Dans la pénombre, la chaleur était déjà montée. La chambre avait une seule fenêtre, les volets étaient fermés. Deux grands lits, deux chevets en bois foncé, deux lampes, deux petits lits disposés le long du mur. On y dormait à sept. Une malle de carton renforcé, vert foncé, avec des charnières, des poignées et des serrures en métal doré. Dedans se trouvait la robe de mariée de ma mère. Du linge de maison. Draps, serviettes, nappes, tissés, cousus, brodés à la main. Même sans tapis, le sol étouffait les pas, on pouvait se lever sans réveiller personne. La fenêtre donnait sur la rue Via Fontenuova. Il était rare d’entendre du bruit venant du dehors.
La porte donnait sur la pièce principale. Il fallait la traverser pour accéder à la cuisine. Longer la porte d’entrée en arc de cercle, précédée de trois petites marches qu’il fallait descendre pour sortir, encombrées de journaux, l’unique fenêtre qui donnait sur la rue Via Fonte Nuova elle aussi, avec ses volets fermés dont les jours suffisaient à éclairer la salle. Au centre, une grande table rectangulaire, des chaises, à gauche un canapé, à droite un grand buffet qui occupait tout le pan du mur.
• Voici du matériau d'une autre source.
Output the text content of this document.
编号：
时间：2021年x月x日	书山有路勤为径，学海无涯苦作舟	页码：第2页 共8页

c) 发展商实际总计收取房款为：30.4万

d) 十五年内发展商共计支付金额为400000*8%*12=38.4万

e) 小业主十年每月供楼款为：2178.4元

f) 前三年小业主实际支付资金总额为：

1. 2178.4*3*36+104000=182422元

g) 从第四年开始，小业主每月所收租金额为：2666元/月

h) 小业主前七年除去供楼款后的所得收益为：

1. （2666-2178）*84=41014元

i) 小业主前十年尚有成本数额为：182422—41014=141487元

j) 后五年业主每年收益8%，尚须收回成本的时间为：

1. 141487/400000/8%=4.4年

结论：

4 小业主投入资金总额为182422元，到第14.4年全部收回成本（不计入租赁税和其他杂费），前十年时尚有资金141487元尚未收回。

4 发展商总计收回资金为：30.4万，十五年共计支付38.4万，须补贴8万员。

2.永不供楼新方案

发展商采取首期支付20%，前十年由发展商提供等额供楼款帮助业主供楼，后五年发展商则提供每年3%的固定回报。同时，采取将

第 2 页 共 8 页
Au fond, la porte d’un balcon qui conduisait à la salle de bain et la porte d’une autre chambre, celle des grands parents.
La cuisine avait elle aussi une fenêtre qui s’ouvrait sur la Via Fonte Nuova. Les panneaux de bois étaient fermés eux aussi. Sur le rebord, un napperon au crochet, un pot contenant une paire de ciseau, de la ficelle et un tournevis. Une plante en pot.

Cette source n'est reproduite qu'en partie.